DuBois: "Do you remember the question?"
Hans: "I just remember I was answering." [grin]
DuBois: [Can you please limit your answers, and just stop if
you've forgotten the question?]
(Other digressions about coding followed, with DuBois frequently having
to rein in his client.)
Hans talked about his many trips to Russia to manage Namesys -- it
being, he said, easier to manage programmers face-to-face -- and his
dating of about 50 Russian women (potential brides) found through dating
services in St. Petersburg and Moscow, between 1993 and 1996. One such
woman, Yelena, was with him for six months and accompanied him back to
the USA, but he eventually decided not to marry her.
Nina he met through "a marriage agency", the last of ten women he met
there, over a "period of two or three days. You'd go in and you pick
which women interested you and they'd have you come back another day
when they can make an appointment." She had "a beautiful voice. She
has the most beautiful voice of anyone I have ever met. To this day."
They met at a cafe, where he presented a poem he'd written "about love
and having children."
DuBois: "She still wanted to see you after that?"
Hans: "Yes." [They met a second time at her parents' apartment.]
DuBois: "Did the two of you fall in love?"

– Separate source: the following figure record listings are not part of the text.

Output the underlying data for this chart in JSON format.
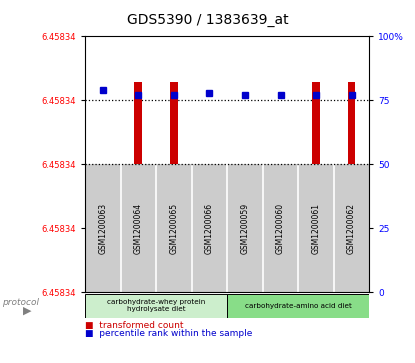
{
  "title": "GDS5390 / 1383639_at",
  "samples": [
    "GSM1200063",
    "GSM1200064",
    "GSM1200065",
    "GSM1200066",
    "GSM1200059",
    "GSM1200060",
    "GSM1200061",
    "GSM1200062"
  ],
  "left_ytick_labels": [
    "6.45834",
    "6.45834",
    "6.45834",
    "6.45834",
    "6.45834"
  ],
  "left_ytick_positions": [
    100,
    75,
    50,
    25,
    0
  ],
  "right_ytick_labels": [
    "100%",
    "75",
    "50",
    "25",
    "0"
  ],
  "right_ytick_positions": [
    100,
    75,
    50,
    25,
    0
  ],
  "dotted_lines": [
    75,
    50
  ],
  "group1_indices": [
    0,
    1,
    2,
    3
  ],
  "group2_indices": [
    4,
    5,
    6,
    7
  ],
  "group1_label": "carbohydrate-whey protein\nhydrolysate diet",
  "group2_label": "carbohydrate-amino acid diet",
  "group1_color": "#cceecc",
  "group2_color": "#88dd88",
  "bar_color": "#cc0000",
  "dot_color": "#0000cc",
  "sample_box_color": "#cccccc",
  "plot_bg_color": "#ffffff",
  "bar_base": 50,
  "bar_top_values": [
    50,
    82,
    82,
    50,
    50,
    50,
    82,
    82
  ],
  "dot_y_values": [
    79,
    77,
    77,
    78,
    77,
    77,
    77,
    77
  ],
  "legend_red": "transformed count",
  "legend_blue": "percentile rank within the sample",
  "protocol_label": "protocol"
}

Hans: [hesitating] "Yes. But in retrospect, I should have waited
until I found somebody I loved more deeply. She said that
she loved me."
He described Nina as having "more people skills than any lawyer in this
county", and that "Nina was a step above of all the other ladies I
dated." [looking upset] "Usually, women like her aren't interested in
me... now I'm wondering whether I should have understand, well uh... I
wonder whether she was interested in me."
Court stands adjourned until Wednesday. There will be more direct
testimony, and then probably considerably longer cross-examination,
and defence has more witnesses planned after that.